The daily candlestick chart for the last year gives signs of a double top forming:
The three year chart with weekly candles reconfirms the resistance at this level – price had previously fallen away in September 2018 and May 2019. Does the hammer style weekly candle point towards this being the moment for markets to push on?
It’s going to be interesting seeing what does happen once analysts have considered whether the underlying strength of the economy justifies higher equity prices. Should the hardening of Fed interest rate policy happen, will mean the bull-run comes to an end?
Chief Economist at Allianz, Mohamed El-Erian, saw a way for both fundamental strength and Fed policy to combine and support equity prices. El-Erian said on Friday:
“The economy is not in trouble. Today’s employment report is actually very good news for the economy, and it’s good news long term for the markets.”
“I think you’re going to get a 25-basis-point cut this month… I think putting it as an ‘insurance rate cut’ is the right way.”
The 50 basis points cut in US interest rates, which some had forecast for July, was according to El-Erian the market base just getting“carried away”.
Those cross-referencing to other analysts will find analysts at TD Securities stating that:
“We continue to believe the Fed will deliver a 25bp cut in July as global growth fears remain present.”
“We look for 75bp of Fed eases in 2019, followed by a further 75bp of cuts in 2020.”
With the presidential elections looming, it’s unsurprising that comment from the White House calls for the Fed to take a relaxed approach to policy.
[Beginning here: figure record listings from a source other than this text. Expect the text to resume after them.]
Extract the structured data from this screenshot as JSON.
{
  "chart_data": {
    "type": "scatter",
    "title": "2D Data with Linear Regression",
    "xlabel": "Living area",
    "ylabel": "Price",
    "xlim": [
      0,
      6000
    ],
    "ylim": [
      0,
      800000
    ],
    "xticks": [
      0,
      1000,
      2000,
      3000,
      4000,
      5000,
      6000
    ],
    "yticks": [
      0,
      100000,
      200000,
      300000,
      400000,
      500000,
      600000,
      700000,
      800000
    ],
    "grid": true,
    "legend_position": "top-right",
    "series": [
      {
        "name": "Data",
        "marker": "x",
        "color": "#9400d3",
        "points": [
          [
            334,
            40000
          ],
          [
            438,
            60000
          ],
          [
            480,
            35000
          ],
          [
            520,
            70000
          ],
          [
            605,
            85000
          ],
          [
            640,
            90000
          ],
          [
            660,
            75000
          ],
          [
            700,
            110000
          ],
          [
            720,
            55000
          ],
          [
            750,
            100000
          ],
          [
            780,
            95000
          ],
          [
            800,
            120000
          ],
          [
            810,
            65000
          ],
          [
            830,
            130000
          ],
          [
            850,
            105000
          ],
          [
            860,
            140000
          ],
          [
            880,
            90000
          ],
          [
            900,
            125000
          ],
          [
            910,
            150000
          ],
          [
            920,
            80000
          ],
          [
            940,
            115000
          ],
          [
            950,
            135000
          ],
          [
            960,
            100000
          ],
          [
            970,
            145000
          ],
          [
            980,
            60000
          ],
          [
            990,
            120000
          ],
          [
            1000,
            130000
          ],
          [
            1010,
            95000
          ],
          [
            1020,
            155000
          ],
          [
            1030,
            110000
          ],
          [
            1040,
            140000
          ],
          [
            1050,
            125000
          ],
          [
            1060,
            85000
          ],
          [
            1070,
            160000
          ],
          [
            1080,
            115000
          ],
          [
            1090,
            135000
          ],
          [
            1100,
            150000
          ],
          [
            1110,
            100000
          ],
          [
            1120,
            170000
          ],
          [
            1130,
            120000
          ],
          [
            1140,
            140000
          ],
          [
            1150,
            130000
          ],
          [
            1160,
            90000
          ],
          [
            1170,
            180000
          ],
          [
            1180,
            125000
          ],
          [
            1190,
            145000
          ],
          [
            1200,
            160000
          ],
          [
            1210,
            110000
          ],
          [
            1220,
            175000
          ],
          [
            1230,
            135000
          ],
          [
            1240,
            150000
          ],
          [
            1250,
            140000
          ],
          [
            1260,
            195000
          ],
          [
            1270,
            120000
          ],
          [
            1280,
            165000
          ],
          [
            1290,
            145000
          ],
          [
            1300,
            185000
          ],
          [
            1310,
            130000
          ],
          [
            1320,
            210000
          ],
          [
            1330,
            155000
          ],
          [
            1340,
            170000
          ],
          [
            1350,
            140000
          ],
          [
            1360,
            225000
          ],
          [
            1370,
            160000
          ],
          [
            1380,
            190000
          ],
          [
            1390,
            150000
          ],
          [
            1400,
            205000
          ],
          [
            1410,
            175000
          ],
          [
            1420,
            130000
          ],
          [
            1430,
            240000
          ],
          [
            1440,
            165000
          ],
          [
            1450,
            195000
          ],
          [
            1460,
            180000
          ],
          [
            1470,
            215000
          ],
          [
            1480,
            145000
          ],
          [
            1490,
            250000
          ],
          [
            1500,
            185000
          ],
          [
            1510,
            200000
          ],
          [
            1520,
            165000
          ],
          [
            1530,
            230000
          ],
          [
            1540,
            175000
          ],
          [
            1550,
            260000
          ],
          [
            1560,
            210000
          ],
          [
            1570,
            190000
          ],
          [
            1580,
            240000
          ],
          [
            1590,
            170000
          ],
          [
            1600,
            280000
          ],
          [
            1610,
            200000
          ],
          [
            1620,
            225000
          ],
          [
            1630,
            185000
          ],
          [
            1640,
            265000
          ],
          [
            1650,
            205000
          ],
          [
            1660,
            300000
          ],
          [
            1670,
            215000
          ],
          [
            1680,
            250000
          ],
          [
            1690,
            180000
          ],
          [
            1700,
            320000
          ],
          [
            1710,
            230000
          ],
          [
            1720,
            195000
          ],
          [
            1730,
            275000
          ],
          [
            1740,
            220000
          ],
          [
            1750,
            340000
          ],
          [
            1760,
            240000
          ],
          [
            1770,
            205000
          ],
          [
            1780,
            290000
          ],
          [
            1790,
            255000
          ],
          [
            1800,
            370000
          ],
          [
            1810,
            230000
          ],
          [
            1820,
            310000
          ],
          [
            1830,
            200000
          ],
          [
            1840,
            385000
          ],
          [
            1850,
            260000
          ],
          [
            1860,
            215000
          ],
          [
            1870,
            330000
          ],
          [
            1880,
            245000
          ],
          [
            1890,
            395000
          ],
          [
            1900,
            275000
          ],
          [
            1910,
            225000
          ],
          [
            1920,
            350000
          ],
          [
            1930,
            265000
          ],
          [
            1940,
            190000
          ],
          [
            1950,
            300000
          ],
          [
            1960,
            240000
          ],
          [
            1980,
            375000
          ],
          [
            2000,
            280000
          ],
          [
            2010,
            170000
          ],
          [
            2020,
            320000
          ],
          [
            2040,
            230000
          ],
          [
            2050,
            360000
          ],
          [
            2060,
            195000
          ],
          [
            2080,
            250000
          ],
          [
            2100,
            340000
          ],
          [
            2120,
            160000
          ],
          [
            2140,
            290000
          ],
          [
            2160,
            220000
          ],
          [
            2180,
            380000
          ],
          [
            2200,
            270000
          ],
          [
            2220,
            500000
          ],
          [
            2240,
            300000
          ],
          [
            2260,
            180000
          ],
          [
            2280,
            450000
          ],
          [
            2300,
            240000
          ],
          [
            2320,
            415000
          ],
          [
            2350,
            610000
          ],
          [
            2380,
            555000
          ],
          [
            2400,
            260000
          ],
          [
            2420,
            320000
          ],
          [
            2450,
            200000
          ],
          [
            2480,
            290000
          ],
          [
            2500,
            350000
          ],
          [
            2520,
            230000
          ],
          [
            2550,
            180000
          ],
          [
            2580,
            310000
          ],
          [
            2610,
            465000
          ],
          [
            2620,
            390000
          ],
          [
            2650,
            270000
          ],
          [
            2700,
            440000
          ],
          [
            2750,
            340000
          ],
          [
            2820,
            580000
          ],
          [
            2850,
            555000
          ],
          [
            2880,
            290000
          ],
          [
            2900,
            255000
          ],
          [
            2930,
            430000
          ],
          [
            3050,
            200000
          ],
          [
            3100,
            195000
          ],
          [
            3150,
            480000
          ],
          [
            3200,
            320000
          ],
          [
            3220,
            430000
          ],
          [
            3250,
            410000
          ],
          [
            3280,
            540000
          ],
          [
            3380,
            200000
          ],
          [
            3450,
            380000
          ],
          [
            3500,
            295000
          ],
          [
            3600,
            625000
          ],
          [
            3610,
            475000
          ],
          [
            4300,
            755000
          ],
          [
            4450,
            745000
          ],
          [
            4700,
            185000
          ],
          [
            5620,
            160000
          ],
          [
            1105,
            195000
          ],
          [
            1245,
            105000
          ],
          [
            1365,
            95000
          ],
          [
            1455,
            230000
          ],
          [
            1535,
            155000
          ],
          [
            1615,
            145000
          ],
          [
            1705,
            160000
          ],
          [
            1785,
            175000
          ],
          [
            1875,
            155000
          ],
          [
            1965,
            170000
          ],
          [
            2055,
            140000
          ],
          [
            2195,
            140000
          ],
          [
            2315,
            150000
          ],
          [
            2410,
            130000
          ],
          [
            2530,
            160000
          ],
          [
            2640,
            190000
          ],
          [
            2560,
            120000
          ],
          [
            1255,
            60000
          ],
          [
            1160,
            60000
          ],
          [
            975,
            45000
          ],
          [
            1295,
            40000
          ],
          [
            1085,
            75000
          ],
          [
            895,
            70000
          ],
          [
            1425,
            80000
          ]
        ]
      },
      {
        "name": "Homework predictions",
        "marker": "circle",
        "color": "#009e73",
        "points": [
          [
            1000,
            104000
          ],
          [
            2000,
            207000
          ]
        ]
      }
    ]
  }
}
Speaking with Bloomberg TV on Friday 5thJuly, Larry Kudlow, president Donald Trump’s top economic adviser, said:
“They should take back the interest rate hike… With a weak global economy, taking out an insurance policy is not a bad thing.”
Prior to the release of the non-farm payroll numbers, analysts had been showing concern for the health of the US economy. The stronger job numbers led some to instead turn to weaker global performance as a justification of further interest rate cuts.
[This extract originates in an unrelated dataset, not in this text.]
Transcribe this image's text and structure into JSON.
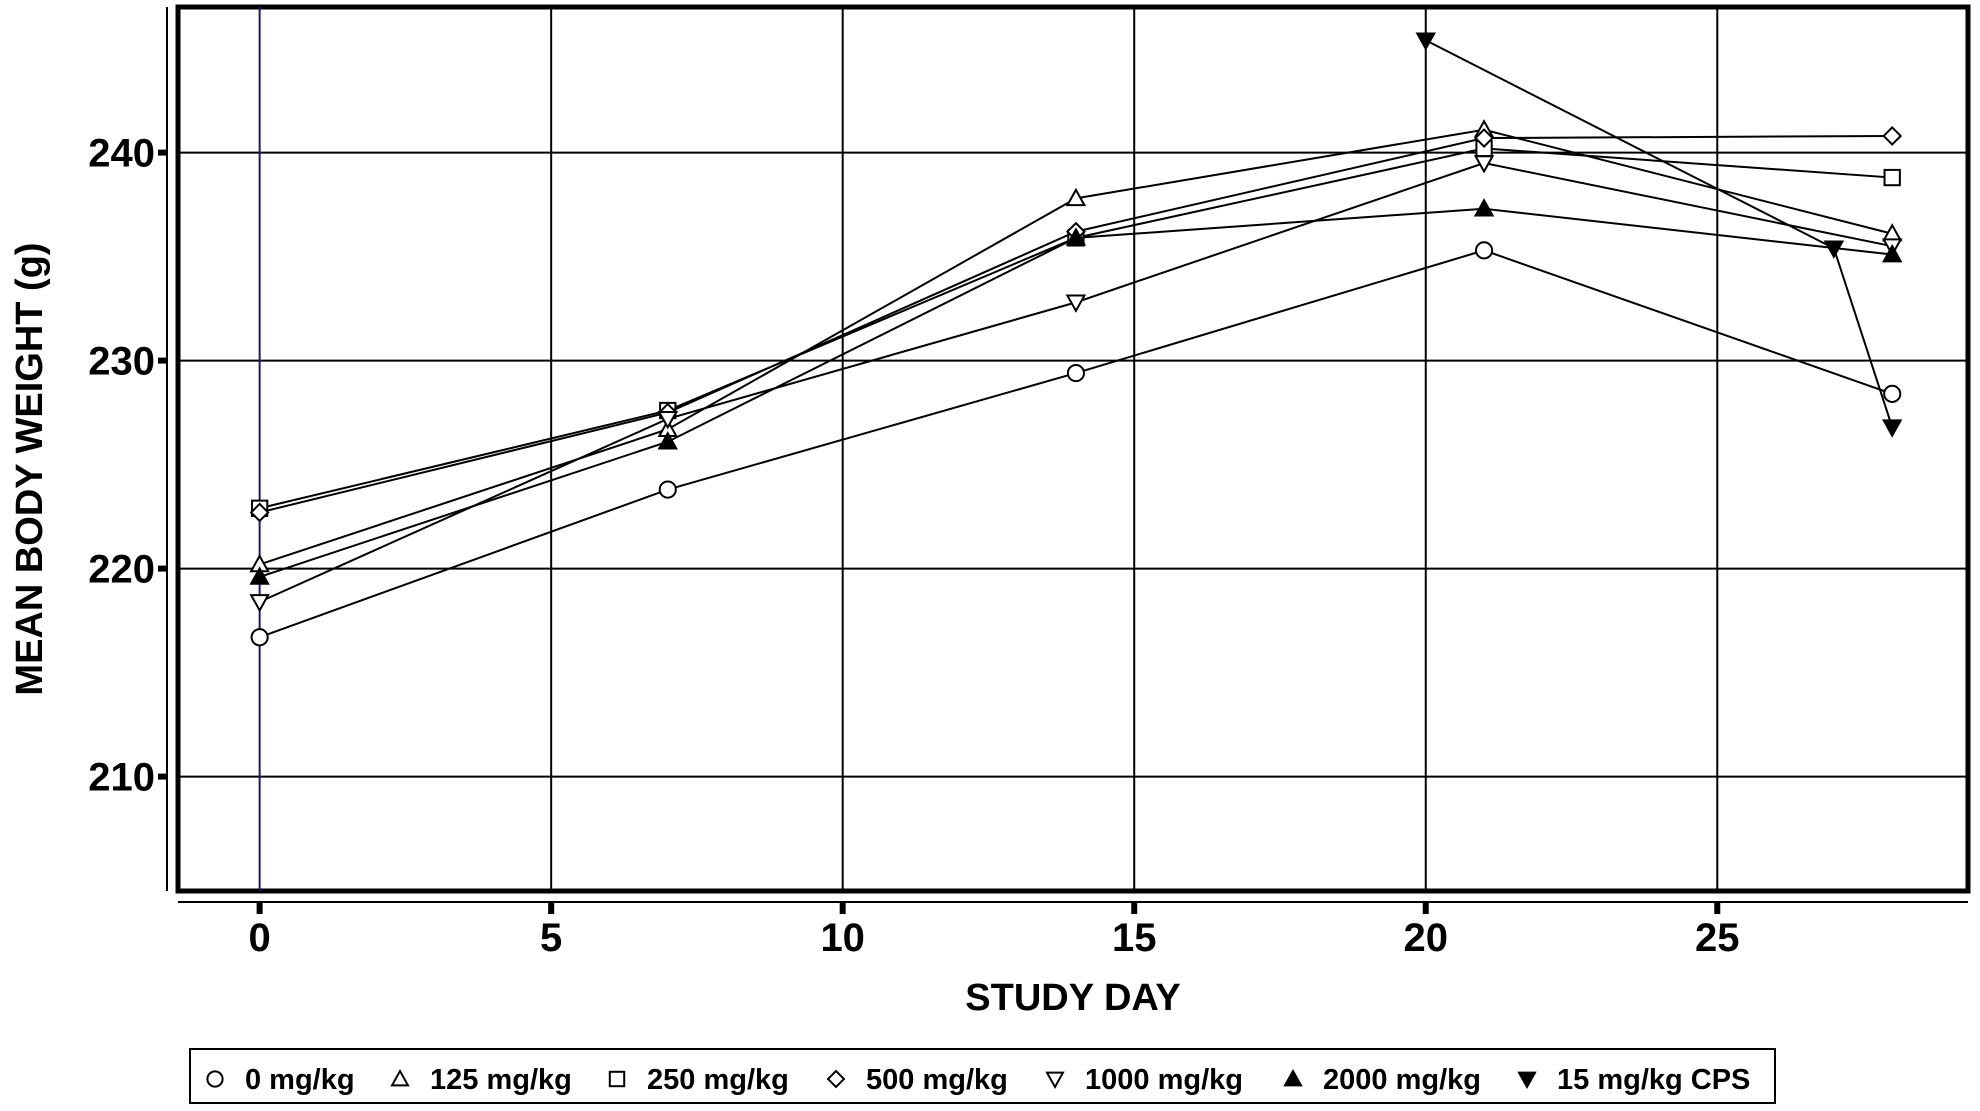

There are some company announcements this week that could offer some indication of consumer health. PepsiCo, always a good barometer of consumer appetite, is the largest US firm releasing data this week and its figures are due on Tuesday 9th.
The next meeting for the Federal Open Market Committee is scheduled for 30thand 31stJuly with the report released on Friday 2ndJuly. Prior to that date there will be signs given to indicate the Fed’s next move. Analysts from ING, in their review of the 5thJuly jobs data, offered a reminder that:
“Federal Reserve Chair Jerome Powell testifies to Congress next week and looks set to validate market expectations of precautionary interest rate cuts to head off the threat of a downturn. He may repeat yet again his view that ‘an ounce of prevention is worth more than a pound of cure’.”
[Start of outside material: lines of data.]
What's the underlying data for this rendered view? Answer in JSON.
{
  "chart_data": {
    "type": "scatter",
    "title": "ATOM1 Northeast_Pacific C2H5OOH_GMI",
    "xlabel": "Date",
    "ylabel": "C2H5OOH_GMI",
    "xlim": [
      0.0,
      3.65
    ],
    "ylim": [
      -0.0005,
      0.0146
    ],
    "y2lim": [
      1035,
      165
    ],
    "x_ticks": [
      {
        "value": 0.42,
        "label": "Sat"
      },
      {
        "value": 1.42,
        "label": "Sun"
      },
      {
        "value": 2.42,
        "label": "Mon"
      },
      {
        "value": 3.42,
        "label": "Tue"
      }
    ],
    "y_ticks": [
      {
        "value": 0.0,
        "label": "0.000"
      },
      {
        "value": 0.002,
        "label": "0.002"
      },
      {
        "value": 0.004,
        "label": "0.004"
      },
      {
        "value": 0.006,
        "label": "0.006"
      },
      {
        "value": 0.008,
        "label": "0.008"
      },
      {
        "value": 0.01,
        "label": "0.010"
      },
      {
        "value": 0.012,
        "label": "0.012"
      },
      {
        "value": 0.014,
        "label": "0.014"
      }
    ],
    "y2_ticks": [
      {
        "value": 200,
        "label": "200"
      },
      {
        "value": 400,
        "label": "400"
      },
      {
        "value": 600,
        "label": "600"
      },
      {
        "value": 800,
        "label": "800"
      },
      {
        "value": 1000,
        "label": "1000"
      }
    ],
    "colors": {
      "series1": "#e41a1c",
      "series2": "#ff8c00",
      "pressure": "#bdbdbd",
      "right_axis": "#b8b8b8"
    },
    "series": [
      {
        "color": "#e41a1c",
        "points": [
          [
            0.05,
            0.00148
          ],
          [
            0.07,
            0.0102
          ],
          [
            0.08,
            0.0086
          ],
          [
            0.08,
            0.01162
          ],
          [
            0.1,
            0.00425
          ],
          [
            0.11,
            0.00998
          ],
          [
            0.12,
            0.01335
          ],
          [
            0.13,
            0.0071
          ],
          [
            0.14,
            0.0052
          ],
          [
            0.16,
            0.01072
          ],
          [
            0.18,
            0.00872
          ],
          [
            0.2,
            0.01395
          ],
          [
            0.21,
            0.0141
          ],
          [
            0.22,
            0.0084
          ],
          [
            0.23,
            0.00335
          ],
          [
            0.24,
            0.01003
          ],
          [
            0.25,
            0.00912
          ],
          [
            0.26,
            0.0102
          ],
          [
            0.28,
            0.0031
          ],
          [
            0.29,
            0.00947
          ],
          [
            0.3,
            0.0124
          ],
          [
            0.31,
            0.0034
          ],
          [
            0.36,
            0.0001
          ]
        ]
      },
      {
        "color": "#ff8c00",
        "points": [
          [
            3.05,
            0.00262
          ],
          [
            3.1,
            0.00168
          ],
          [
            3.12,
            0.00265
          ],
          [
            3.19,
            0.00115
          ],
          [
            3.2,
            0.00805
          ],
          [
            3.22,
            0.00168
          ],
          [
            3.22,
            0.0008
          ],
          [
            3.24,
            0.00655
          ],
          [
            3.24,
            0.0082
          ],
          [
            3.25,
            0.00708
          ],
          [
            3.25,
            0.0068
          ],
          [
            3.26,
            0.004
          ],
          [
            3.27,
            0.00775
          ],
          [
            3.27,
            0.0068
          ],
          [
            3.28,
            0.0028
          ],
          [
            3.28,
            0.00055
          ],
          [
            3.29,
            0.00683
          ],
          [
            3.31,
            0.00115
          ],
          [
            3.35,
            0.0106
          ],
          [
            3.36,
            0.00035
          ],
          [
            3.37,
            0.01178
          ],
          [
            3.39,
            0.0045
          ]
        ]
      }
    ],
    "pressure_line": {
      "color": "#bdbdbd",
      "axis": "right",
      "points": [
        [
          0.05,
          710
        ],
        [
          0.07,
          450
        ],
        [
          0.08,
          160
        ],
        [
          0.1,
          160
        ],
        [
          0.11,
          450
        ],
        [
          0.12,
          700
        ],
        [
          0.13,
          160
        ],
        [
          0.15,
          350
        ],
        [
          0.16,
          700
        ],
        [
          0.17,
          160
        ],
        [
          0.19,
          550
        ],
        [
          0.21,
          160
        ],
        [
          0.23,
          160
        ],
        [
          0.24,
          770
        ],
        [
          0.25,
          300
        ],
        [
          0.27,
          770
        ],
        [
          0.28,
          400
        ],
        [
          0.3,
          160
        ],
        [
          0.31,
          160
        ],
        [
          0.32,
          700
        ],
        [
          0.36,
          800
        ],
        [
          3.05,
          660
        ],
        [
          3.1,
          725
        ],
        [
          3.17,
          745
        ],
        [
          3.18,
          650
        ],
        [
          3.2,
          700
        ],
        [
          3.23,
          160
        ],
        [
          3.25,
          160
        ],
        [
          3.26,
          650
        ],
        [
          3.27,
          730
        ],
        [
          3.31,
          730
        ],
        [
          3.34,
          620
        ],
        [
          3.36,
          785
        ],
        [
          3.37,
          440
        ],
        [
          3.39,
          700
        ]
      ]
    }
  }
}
The ING forecast for the rest of 2H of 2019:
“President Trump will be well aware that pushing too hard for too long on trade risks a weaker economy and plunging asset markets, which would undoubtedly hurt his re-election chances. As such, we would expect him to strike a deal around the turn of the year.”
Straight after the non-farm payroll announcement, the equity markets approached fundamental economic strength and relaxed interest rate policy as being mutually exclusive. They then rebounded from an intra-day drop of approximately 1%, partly on the realisation that being an election year, there may be pressure applied so that both factors to work in tandem. With markets already extended, it will be interesting to see whether there is enough momentum to push through the significant Resistance levels that exist at these levels.
The non-farms payroll report (NFP) is the monthly release of data on the 80% of the US workforce employed in manufacturing, construction and goods.
As the name suggests, it does not include those who work on farms, and also excludes private households, non-profit workers and government employees.